Pai Gow Poker, also known as double-hand poker, is a variation of the most popular card game ever. It is inspired by the traditional rules of Pai Gow.
It’s not as old as blackjack or poker itself. In fact, this poker variation arrived in casinos in 1985. In its short time on the scene, it has managed to climb the list of most popular poker variations quite high. With a house edge of around 2.5%, Pai Gow is profitable. And it’s fun to play once you learn all the rules.
What are the Rules of Pai Gow Poker?
Pai Gow Poker is played with a standard 52-card deck plus a joker. The joker can complete a Straight or Royal Flush or be used as an Ace. The game follows all the familiar rules of poker, with a few exceptions.
The second highest straight in the game is called “The Wheel”. It consists of an Ace, 2, 3, 4, and 5. This rule, however, was banished from some casinos. So make sure to check the rules of play at any table before you sit at it.
After getting his 7 cards, the player arranges a 5-card hand (high) and a 2-card hand (low). This is the biggest difference between poker and Pai Gow Poker. It’s also the rule that makes it unique. The value of the high hand must exceed the value of the low hand. And of course, both must beat the corresponding hands of the dealer.

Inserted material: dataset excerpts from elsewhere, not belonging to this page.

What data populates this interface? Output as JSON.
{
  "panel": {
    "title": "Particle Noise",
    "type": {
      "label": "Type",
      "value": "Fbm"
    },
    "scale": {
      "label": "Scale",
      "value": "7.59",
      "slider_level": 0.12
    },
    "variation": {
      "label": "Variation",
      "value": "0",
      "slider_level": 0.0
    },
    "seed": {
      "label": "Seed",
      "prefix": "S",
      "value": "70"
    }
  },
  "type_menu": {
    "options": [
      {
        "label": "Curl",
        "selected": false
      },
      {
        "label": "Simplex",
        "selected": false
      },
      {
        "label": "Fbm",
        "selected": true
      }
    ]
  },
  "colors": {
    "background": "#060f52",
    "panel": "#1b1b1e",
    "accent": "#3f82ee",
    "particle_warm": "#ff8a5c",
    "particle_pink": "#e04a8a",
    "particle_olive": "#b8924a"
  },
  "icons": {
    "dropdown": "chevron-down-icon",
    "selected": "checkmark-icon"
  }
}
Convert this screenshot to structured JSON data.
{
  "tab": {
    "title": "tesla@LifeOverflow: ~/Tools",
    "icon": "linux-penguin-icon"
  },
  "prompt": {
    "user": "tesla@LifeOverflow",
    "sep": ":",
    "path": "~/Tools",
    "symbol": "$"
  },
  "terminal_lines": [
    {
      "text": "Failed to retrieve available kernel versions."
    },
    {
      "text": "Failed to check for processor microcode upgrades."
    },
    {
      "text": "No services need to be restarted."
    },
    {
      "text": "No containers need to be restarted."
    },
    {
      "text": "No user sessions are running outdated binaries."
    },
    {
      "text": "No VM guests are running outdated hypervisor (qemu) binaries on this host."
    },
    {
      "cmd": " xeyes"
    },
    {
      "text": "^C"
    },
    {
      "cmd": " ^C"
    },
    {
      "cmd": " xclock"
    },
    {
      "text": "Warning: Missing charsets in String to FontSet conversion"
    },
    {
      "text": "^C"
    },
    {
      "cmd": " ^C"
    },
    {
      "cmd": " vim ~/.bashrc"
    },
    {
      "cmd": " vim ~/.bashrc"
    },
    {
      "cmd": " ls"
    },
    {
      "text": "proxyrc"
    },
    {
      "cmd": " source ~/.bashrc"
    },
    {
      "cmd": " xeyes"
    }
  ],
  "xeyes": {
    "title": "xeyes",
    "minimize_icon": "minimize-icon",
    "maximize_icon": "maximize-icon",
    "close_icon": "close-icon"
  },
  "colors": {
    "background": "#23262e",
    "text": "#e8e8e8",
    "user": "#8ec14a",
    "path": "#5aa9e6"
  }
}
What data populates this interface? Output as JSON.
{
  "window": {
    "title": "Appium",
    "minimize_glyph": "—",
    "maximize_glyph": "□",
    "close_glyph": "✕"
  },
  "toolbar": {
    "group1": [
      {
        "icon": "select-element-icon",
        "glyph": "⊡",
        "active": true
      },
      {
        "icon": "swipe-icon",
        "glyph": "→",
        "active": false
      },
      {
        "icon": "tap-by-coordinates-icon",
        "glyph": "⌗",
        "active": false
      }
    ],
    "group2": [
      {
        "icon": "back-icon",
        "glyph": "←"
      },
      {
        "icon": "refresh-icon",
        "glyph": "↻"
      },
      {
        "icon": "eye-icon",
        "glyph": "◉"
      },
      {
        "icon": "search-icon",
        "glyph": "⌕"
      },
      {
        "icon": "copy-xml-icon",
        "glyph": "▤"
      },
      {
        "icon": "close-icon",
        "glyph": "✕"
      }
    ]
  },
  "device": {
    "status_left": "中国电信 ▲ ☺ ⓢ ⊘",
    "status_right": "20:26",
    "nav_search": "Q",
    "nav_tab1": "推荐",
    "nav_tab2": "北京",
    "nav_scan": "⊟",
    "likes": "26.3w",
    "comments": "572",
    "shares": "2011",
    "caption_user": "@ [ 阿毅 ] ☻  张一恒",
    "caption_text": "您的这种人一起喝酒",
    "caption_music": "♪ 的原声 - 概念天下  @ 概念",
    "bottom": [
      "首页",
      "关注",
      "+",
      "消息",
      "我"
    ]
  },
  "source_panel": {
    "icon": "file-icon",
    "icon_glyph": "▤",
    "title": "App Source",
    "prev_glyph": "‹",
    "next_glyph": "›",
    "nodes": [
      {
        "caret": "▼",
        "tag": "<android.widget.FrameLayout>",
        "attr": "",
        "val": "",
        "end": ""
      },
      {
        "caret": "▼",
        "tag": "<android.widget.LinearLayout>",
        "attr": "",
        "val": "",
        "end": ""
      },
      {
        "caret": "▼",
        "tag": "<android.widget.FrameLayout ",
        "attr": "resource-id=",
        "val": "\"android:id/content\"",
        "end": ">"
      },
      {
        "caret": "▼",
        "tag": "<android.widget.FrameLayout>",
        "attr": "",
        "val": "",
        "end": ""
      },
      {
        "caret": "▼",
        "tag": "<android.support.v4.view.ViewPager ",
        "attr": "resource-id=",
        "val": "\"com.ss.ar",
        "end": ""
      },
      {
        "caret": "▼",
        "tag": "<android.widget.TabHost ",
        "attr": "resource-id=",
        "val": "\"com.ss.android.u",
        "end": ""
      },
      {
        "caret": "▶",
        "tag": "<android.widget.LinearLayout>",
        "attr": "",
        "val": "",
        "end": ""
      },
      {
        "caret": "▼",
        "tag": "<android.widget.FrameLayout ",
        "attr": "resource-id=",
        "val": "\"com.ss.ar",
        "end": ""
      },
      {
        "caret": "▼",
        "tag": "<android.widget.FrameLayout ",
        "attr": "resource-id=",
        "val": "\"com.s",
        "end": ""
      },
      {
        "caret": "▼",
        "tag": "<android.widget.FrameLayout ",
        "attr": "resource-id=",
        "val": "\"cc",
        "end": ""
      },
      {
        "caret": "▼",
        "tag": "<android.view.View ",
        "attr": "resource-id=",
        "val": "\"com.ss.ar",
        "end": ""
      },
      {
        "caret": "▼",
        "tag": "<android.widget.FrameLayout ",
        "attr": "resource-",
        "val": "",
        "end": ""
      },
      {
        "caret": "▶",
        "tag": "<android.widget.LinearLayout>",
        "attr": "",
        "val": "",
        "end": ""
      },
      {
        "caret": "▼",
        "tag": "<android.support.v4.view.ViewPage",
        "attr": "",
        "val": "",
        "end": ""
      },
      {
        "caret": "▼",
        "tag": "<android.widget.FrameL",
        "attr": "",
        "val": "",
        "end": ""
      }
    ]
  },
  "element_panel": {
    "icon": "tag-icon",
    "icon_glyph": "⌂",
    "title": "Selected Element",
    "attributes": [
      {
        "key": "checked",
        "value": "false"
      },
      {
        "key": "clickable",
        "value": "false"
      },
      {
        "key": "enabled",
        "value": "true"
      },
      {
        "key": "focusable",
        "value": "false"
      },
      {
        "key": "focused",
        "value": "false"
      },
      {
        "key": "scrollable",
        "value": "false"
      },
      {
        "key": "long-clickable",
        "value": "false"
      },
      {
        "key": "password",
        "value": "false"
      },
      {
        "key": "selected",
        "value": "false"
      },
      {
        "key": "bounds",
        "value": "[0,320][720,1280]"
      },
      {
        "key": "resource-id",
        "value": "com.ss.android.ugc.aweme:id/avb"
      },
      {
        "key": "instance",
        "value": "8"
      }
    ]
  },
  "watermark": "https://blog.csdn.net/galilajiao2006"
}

After the player has arranged his cards and placed down a bet, the dealer will reveal his hand. The high hand and his low hand. He compares them to the player’s hands. The hand with a higher poker value obviously wins. Except in the case of a tie. In that case the bet goes to the banker.
Win both Hands
The player can win both hands. He then gets paid out at even money with the house taking a 5% commission (except in NZ Pai Gow Poker). If the player is 50% successful (wins one, loses one hand), the bet is pushed (returned to the player). Of course, if the dealer wins both hands, the player loses the full bet.
Unlike other poker variations, the player can bet against all the other players and the dealer as well. This is known as banking. In land-based casinos, each player takes a turn being a banker. If one player declines to bank, the option goes to the next player.